L’impact d’une telle attitude, si elle était généralisée par un groupe, pourrait avoir un impact non négligeable à tous les niveaux d’une société. Les textes fondateurs de la franc-maçonnerie, en mettant de côté les influences religieuses de l’époque, établissent clairement une vision plus juste des rapports entre tous. Dans le manuscrit Dumfries (1710), il est écrit : « Ce sont là des devoirs généraux auxquels tout maçon doit se tenir… Il est fortement souhaitable que ceux-ci les conservent soigneusement dans leur cœur, leur désir, et leurs inclinations. En faisant ainsi il se rendront eux-mêmes réputés aux yeux des générations futures ». Sans dire, pour l’heure que nous préfigurons tel type de société plutôt qu’un autre, nous pouvons cependant reconnaître dans nos structures, notre organisation globale, les sujets sur lesquels nous travaillons, que nous participons d’une certaine vision de la vie. Nous y reconnaissons nos choix. L’esprit du Convent de Lausanne témoigne en soi du rejet de tout dogmatisme, d’un esprit qui respecte le libre arbitre de chacun et l’acceptation d’un seul axiome : l’existence d’un Principe Créateur. En cela Lumière, Esprit et Liberté constituent les fondements de notre Rite. Il est difficile d’admettre que des hommes baignant par choix dans l’eau de ce genre d’idées de cherchent pas à en teindre leurs actes quotidiens.
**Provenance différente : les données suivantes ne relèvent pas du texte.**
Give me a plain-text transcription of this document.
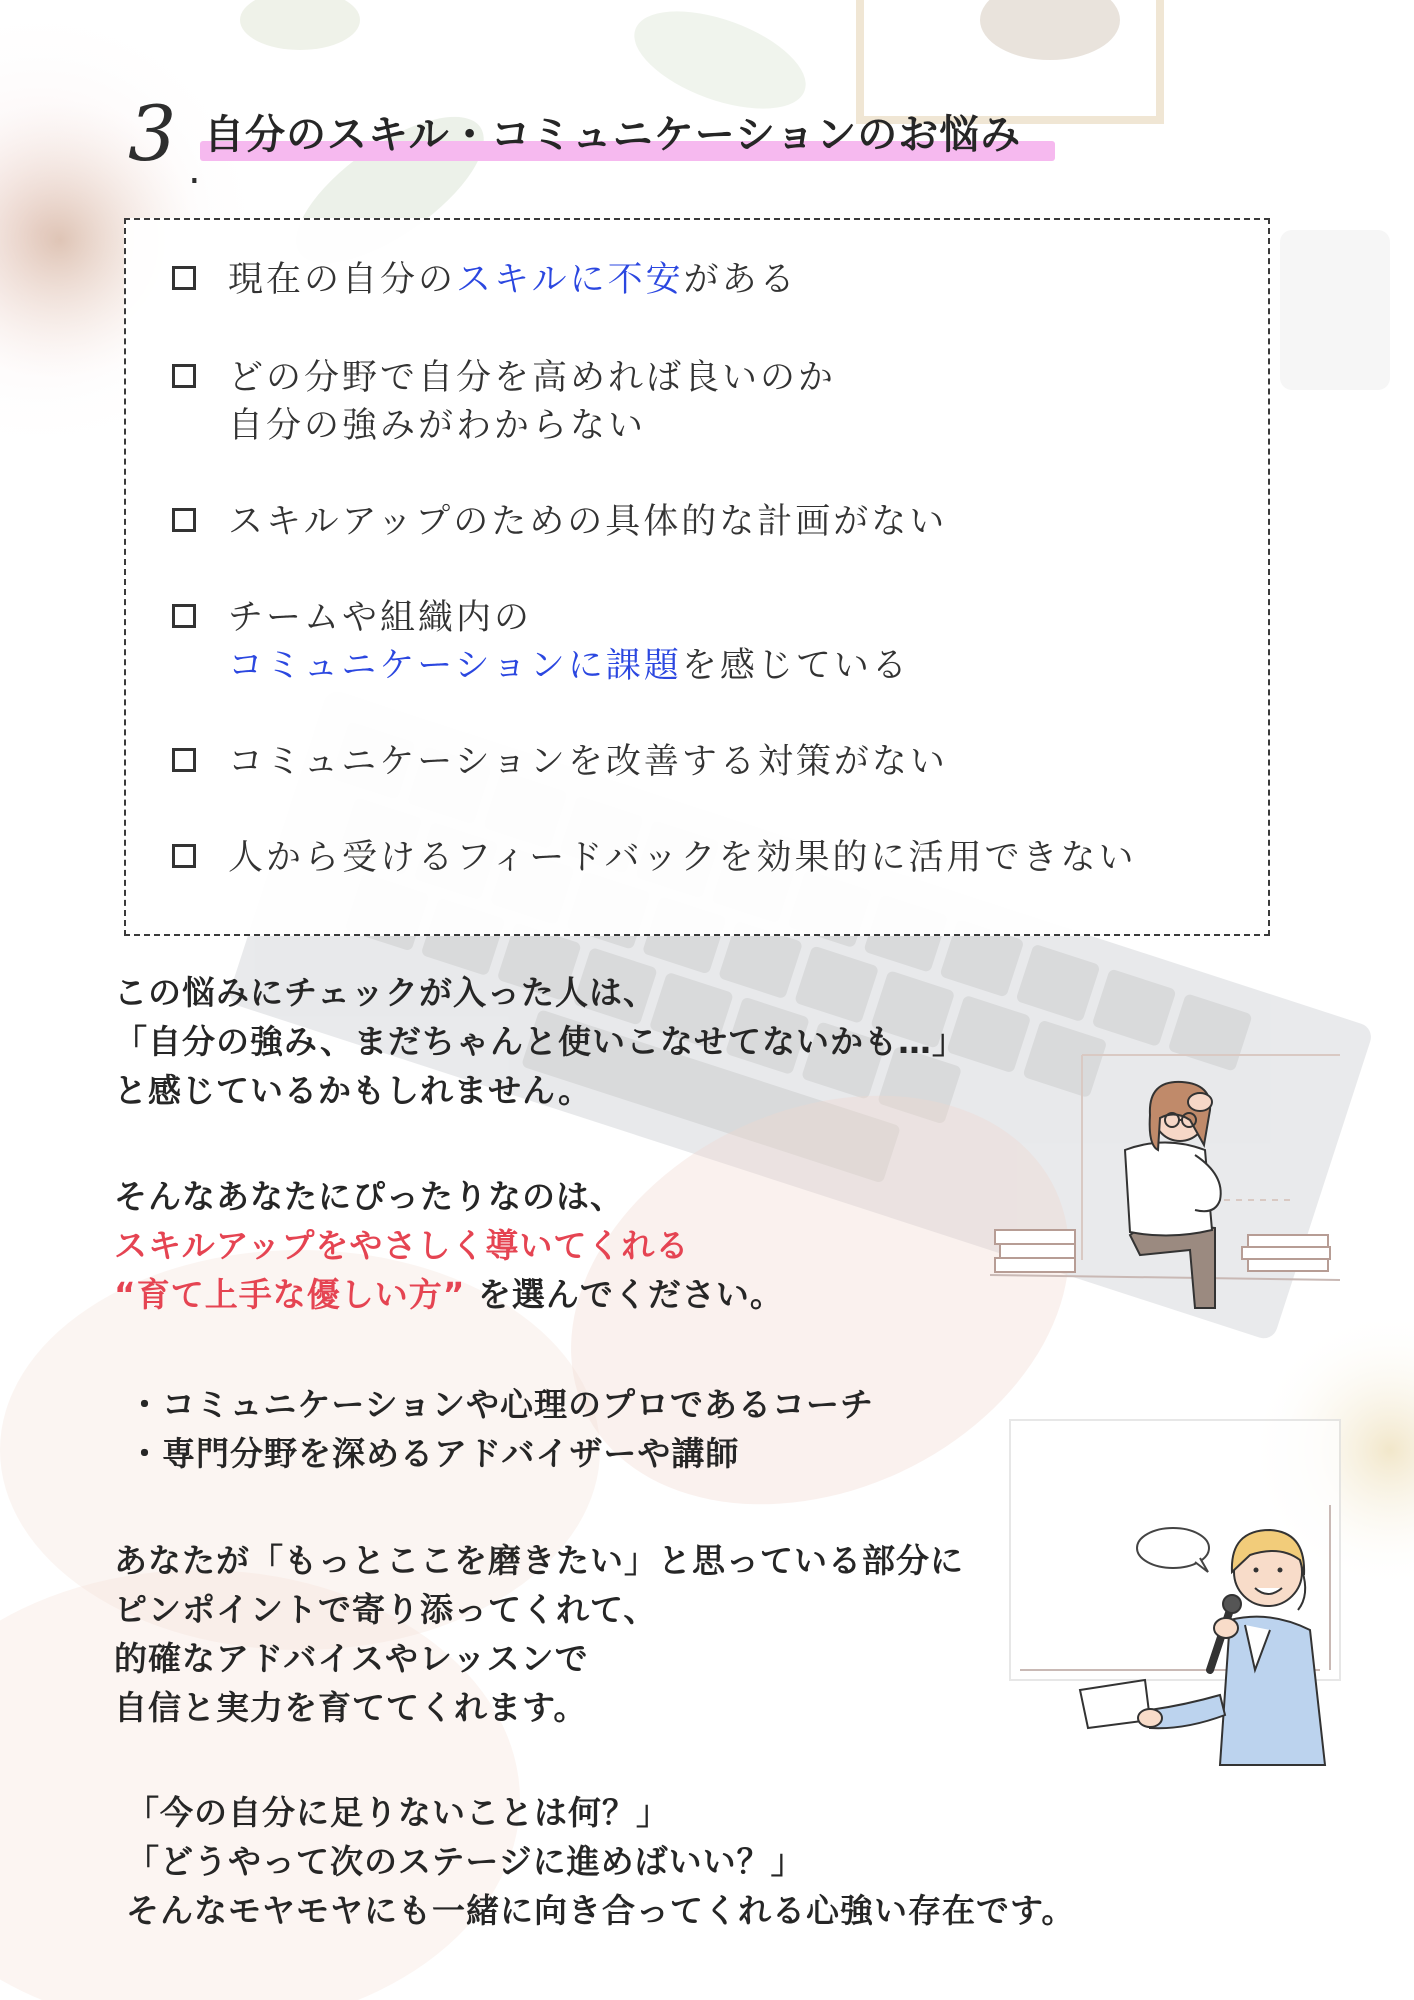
3 .
自分のスキル・コミュニケーションのお悩み
現在の自分のスキルに不安がある
どの分野で自分を高めれば良いのか
自分の強みがわからない
スキルアップのための具体的な計画がない
チームや組織内の
コミュニケーションに課題を感じている
コミュニケーションを改善する対策がない
人から受けるフィードバックを効果的に活用できない
この悩みにチェックが入った人は、
「自分の強み、まだちゃんと使いこなせてないかも…」
と感じているかもしれません。
そんなあなたにぴったりなのは、
スキルアップをやさしく導いてくれる
“育て上手な優しい方” を選んでください。
・コミュニケーションや心理のプロであるコーチ
・専門分野を深めるアドバイザーや講師
あなたが「もっとここを磨きたい」と思っている部分に
ピンポイントで寄り添ってくれて、
的確なアドバイスやレッスンで
自信と実力を育ててくれます。
「今の自分に足りないことは何？」
「どうやって次のステージに進めばいい？」
そんなモヤモヤにも一緒に向き合ってくれる心強い存在です。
Pour nous le Chemin initiatique est non seulement une vision éclairée globale de la société qui nous laisse augurer petit à petit d’évolutions progressives dans le monde profane, mais c’est aussi une organisation de nos actions et un fonctionnement de notre communauté. En nous abritant ainsi sous la devise « ordo ab chao » nous acceptons le principe certes symbolique d’un ordre dans l’agencement phénoménologique du monde, qui témoigne en partie d’un fonctionnement et d’une organisation. L’ordonnancement de nos tenues, les prises de paroles, les responsabilités des officiers, la répartition de l’espace et du temps selon des colonnes, des points cardinaux, le rôle de la Lumière, nos travaux en eux-mêmes révèlent un parti pris dans la gestion de nos énergies intérieures et extérieures, et d’une volonté de la maîtrise de l’espace et du temps. Pour reprendre une formule de notre frère Yves Litzellmann dans un de ses articles : « la tradition, en soi, est chose vivante puisqu’elle s’élabore à même la vie, elle se transmet en formulations gestuelles ou orales, porteuses de vérité concrète et guides pour l’action ».
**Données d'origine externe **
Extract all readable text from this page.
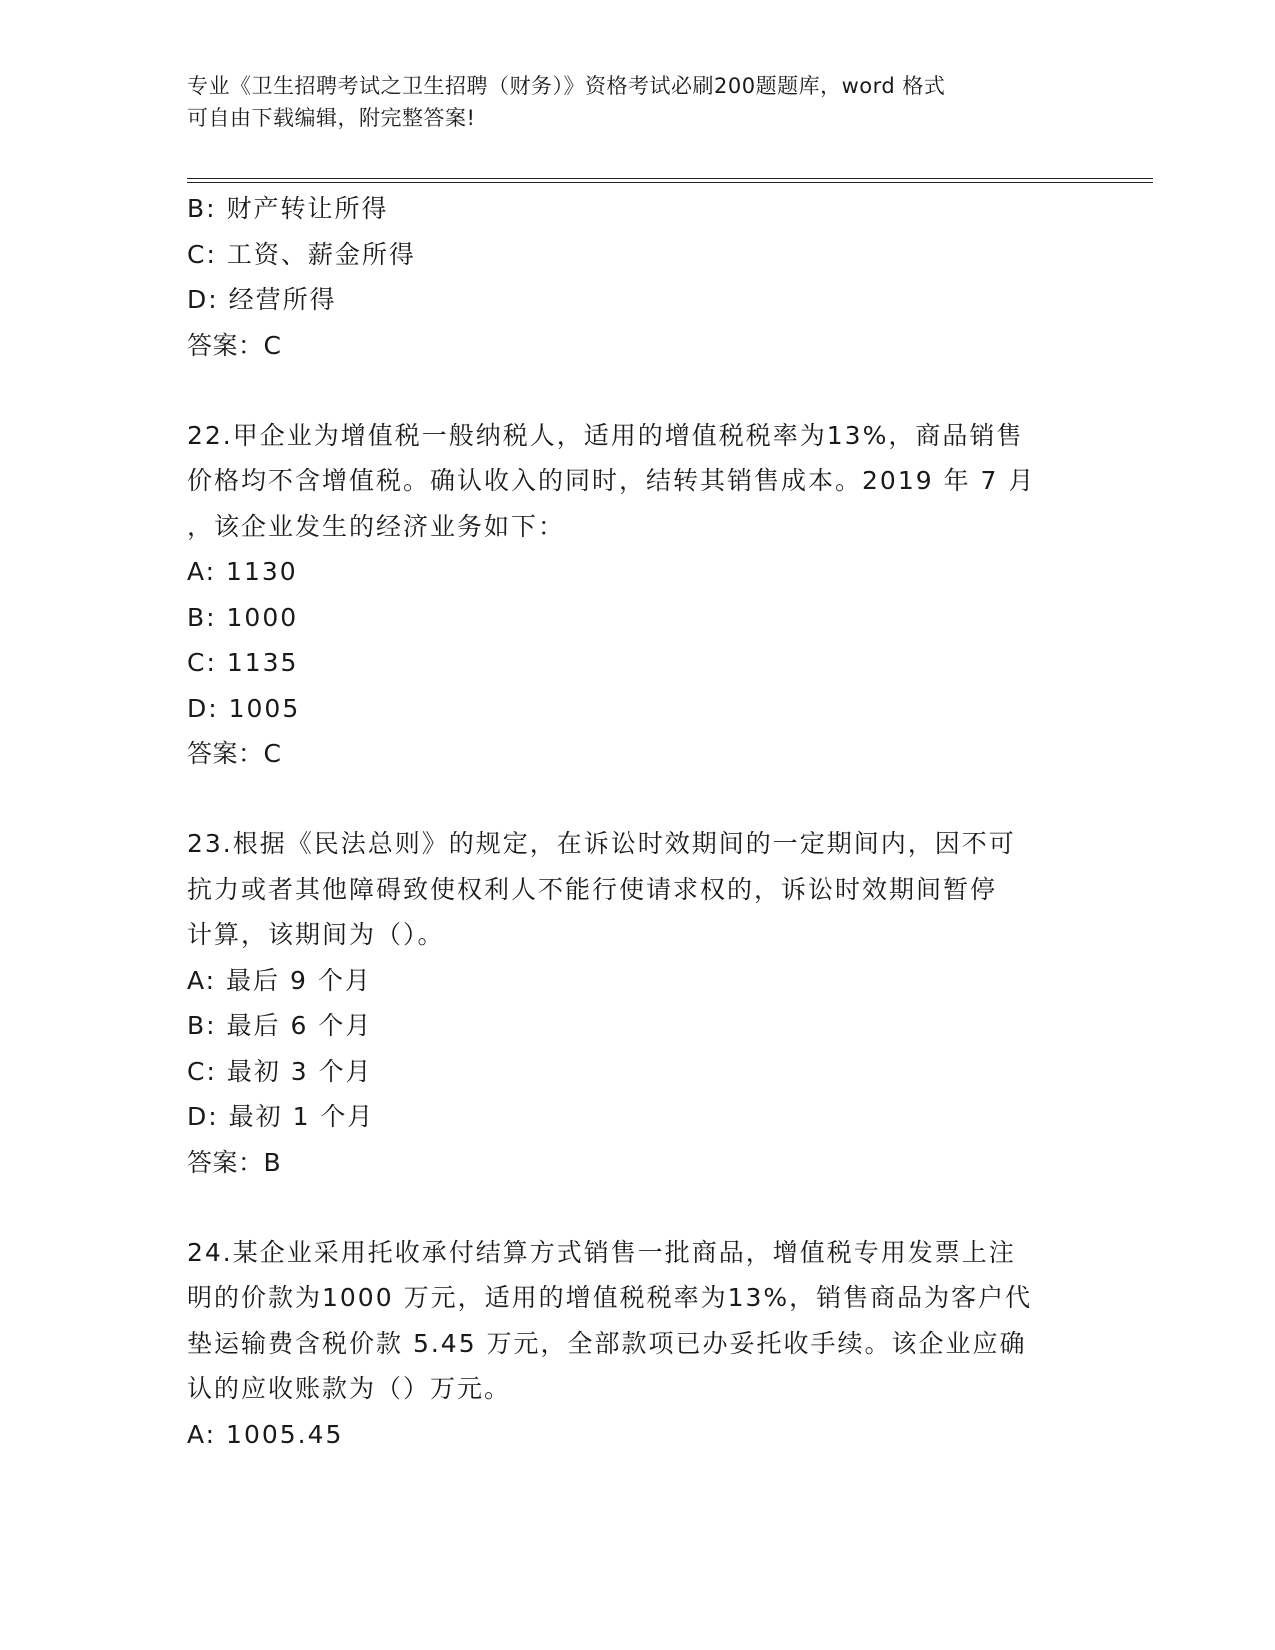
专业《卫生招聘考试之卫生招聘（财务）》资格考试必刷200题题库，word 格式
可自由下载编辑，附完整答案!
B: 财产转让所得
C: 工资、薪金所得
D: 经营所得
答案：C
22.甲企业为增值税一般纳税人，适用的增值税税率为13%，商品销售
价格均不含增值税。确认收入的同时，结转其销售成本。2019 年 7 月
，该企业发生的经济业务如下：
A: 1130
B: 1000
C: 1135
D: 1005
答案：C
23.根据《民法总则》的规定，在诉讼时效期间的一定期间内，因不可
抗力或者其他障碍致使权利人不能行使请求权的，诉讼时效期间暂停
计算，该期间为（）。
A: 最后 9 个月
B: 最后 6 个月
C: 最初 3 个月
D: 最初 1 个月
答案：B
24.某企业采用托收承付结算方式销售一批商品，增值税专用发票上注
明的价款为1000 万元，适用的增值税税率为13%，销售商品为客户代
垫运输费含税价款 5.45 万元，全部款项已办妥托收手续。该企业应确
认的应收账款为（）万元。
A: 1005.45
Enfin, comme il l’a été maintes fois souligné, je cite Hubert Greven : « Le REAA est le Rite d’un ordre initiatique dont l’unique objet est la transformation de l’homme… ». En effet chemin initiatique, par le truchement du Rite Ecossais Ancien et Accepté a le mérite de faire un autre homme. Cet homme n’est pas changé. Il se change d’année en année, de degré en degré. Qui est et qu’est-ce que cet autre ?

A la manière de Gérald Edelmann qui écrit dans son livre « comment la matière devient conscience » qu’il faut reconnaître leur place aux valeurs dans un monde faits, nous disons notre frère est un homme qui a reçu la Lumière. Cela n’apprend rien en soit à celui qui ne le vit pas, mais cette Lumière est sensée éclairer chacun de nos actes, chacune de nos pensées et donc influence notre vie d’aujourd’hui et celle de l’avenir. L’initié peut ou non s’initier pour lui-même, mais une fois la tenue terminée il se retrouvera inévitablement dans le monde profane pour « achever à l’extérieur l’œuvre commencée dans le temple ». Un homme qui tente d’aller au-delà de ses préjugés ne réfléchit pas à l’avenir de la même manière que celui qui n’en a pas conscience.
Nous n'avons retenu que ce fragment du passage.